What do you – the epitome of ‘todays author’ – and Leo Tolstoy, Virginia Woolf and Ernest Hemingway have in common?
Its hard to believe that some of my favourite and internationally respected authors suffered lapses in their ability to think of the next thing to write. I take comfort that I share something in the tormented creative space with Hemingway.
Writers block can cripple a scene, suck your creativity dry and leave you disillusioned and dispirited. Staring at the blank page or screen and pretending you are writing something by slowly tapping out the words “I have nothing to say” makes things even worse.
Although it may seem negative, the way to dig oneself out of the writers block is to continue writing… anything.. “I am nothing. I know nothing. I am rubbish.” will serve as the starting point for better quality words – really. Julia Cameron, author of The Artists Way, encourages this freestyle flow of emotional outpouring in order to push through the blockages and allow the muse to retake her place with your imagination. Countless writers have followed her methods over the last two decades and as painful and confronting as some of the exercises laid out may be, none can complain that they suffer from writers block again.
Poet William Stafford advises writers who say they have Writer’s Block that “There is no such thing as writer’s block for writers whose standards are low enough.” It was here I realised that the blockage is an internal switch which only the individual can monitor or change.

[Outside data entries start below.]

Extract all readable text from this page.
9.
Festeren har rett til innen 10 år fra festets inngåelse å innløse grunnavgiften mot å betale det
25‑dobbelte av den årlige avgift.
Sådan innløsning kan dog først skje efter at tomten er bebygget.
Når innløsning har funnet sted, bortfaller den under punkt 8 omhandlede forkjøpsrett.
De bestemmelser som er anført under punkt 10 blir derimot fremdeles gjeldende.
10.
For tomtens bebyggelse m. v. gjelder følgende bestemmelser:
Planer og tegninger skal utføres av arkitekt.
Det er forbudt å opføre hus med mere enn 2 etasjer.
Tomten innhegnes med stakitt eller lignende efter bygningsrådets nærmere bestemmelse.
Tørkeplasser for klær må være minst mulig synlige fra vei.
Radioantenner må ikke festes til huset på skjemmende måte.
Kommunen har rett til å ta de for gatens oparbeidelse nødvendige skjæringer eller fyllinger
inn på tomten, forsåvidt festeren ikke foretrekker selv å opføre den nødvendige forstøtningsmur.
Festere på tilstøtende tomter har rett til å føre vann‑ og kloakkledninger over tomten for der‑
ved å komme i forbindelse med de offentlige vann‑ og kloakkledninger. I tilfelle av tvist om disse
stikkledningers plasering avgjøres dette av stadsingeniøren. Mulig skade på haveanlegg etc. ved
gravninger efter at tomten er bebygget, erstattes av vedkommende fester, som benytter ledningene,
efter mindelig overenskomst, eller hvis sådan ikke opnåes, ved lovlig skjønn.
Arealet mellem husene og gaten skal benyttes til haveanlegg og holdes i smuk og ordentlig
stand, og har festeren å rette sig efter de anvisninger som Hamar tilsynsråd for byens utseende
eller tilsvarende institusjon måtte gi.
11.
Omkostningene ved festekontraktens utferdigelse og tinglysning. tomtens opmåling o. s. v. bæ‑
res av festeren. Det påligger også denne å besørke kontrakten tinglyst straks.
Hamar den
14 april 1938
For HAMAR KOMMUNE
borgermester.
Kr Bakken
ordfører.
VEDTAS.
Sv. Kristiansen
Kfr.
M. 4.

Writers block is the low point at which the self critic takes charge, feeding on the writer’s insecurities and self doubt fuelled by fear. Fear can be one of the main ingredients feeding writers block or the base of writing reluctance and, if left unaddressed, can lead to writer’s paralysis and creative death.
Fear has been said to stand for False Expectations Appearing Real – however – for the person in the grips of this emotion, it is difficult to logically speak to them about expectations, perceptions and reality, given the mind cannot distinguish between them.
For most writers, fear appears as a deep, dark, sick feeling of self doubt – ugly voices and feelings of low self worth as they rear their very real heads, taunting and criticising. Julia Cameron’s method maintains that writers should face the voices behind the fear, naming the specifics and analysing the reality of each. For many, fears are a lot smaller issues than the elaborate stories built around them.
It is through acknowledging that fear is driving the blockages and recognising the specifics behind the fear, that the writer can move through and beyond this paralysing state.
So write, and keep writing – even if you are voicing your fears. You are in good company while you do.